The other charge of unlawful command influence stemmed from the “Heritage Brief,” a series of lectures Gen. Amos delivered to troops across the country to rid the Corps of sexual misconduct. Defense lawyers have argued the speeches amounted to an order aimed at potential court-martial jurors — that they should convict defendants.
Mr. Hagel disagreed. In the case of Marine Staff Sgt. Stephen P. Howell, who was convicted of sexual misconduct, the defense secretary wrote that the majority on the Navy-Marine Corps Court of Criminal Appeals in Washington ruled that the “Heritage Brief” did not constitute unlawful command influence.
But there is more to the court’s opinion: First, it did overturn the conviction based on Gen. Amos’ firebrand speeches. The court ruled the lectures influenced jurors and thus created the “appearance” of unlawful command influence, which the military trial judge failed to rectify during jury selection.
“Compounding the appearance problem, [Gen. Amos] was still traveling on the Heritage Brief tour the week that the trial began, with both national and military media coverage of his remarks in full swing,” the court ruled.
Said Mr. Thweatt: “The court found at least the appearance of unlawful command influence. Military courts have long held that the appearance of UCI is just as harmful and dangerous as actual UCI, and as well they should. It is, after all, a system of justice at stake.”
Although not addressed in Mr. Hagel’s letter, Mr. Jones also openly accused Gen. Amos of retaliating against a whistleblower, Lt. Col. James Weirick.
Col. Weirick, a judge advocate, took the extraordinary step of filing inspector general complaints against the commandant for alleged unlawful command influence in the desecration prosecution of one officer.
After Col. Weirick sent a strongly worded email to a potential civilian witness, Gen. Amos’ staff took a series of steps: They removed him from his job, ordered a mental health evaluation (which he passed), took his licensed firearms and issued a protective order. One Marine official likened the situation to preventing another Washington Navy Yard massacre.
The inspector general cleared Gen. Amos of Col. Weirick’s charges but did not release its report on the desecration case.
Mr. Hagel’s two-page letter is a businesslike legal defense with neither praise nor criticism.
“In summary, the Inspector General has reviewed the senior official database and located no record of substantiated adverse information attributed to General Amos,” the defense secretary wrote.
At a change-of-command ceremony on Oct. 17 for the 36th commandant, Gen. Joseph Dunford, Mr. Hagel praised Gen. Amos: “As commandant, Jim brought a Marine aviator’s focus, discipline and creativity to the challenges facing the Corps at this unique time in our history.”
“From North Africa to the Middle East, when crisis strikes, the Marines are first responders, because General Amos made readiness and the health of the force his highest priority, ensuring that Marines meet their mission with the right tools at the right time and with the highest standards of integrity and discipline,” Mr. Hagel said.

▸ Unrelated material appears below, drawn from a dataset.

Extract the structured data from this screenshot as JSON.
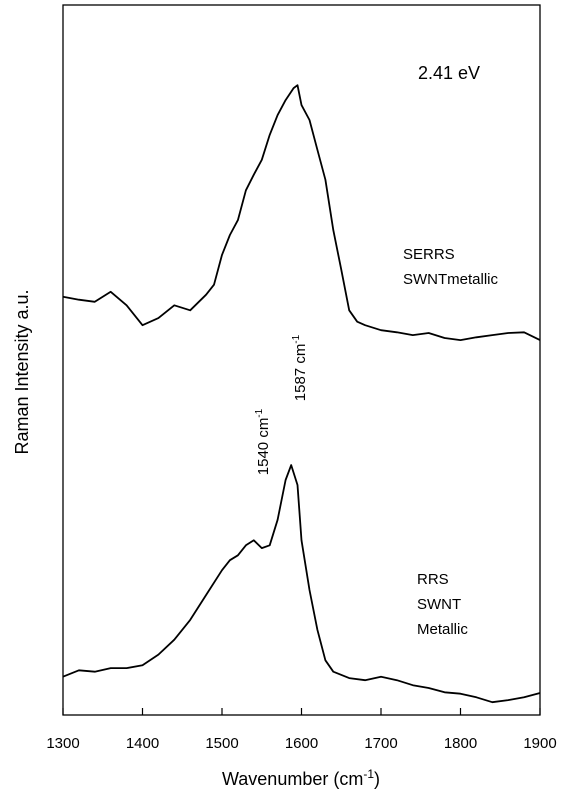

Mr. Jones, the congressman, told Mr. Hagel in an Oct. 28 letter: “Respectfully, sir, I am in shock over the response and the lack of competence with which the Department of Defense and the USMC [have] handled this false information.”
He said the Pentagon has yet to provide him proof that Gen. Amos graduated form The Basic School via correspondence.
“Why can no one present me with a copy of his completed certificate?” he wrote. “Every other Marine I have asked has been able to provide me with a copy of theirs within 24 hours. Mr. Secretary, this whole situation has a foul odor.”
In signing the letter, Mr. Jones, a member of the House Committee on Armed Services, added a postscript: “Mr. Secretary, does the truth matter anymore?”
Asked if this issue is now closed, Mr. Jones said, “I really don’t know what options I have, to be honest with you.”
He said Col. Weirick, who filed the complaints as a major, was ultimately promoted.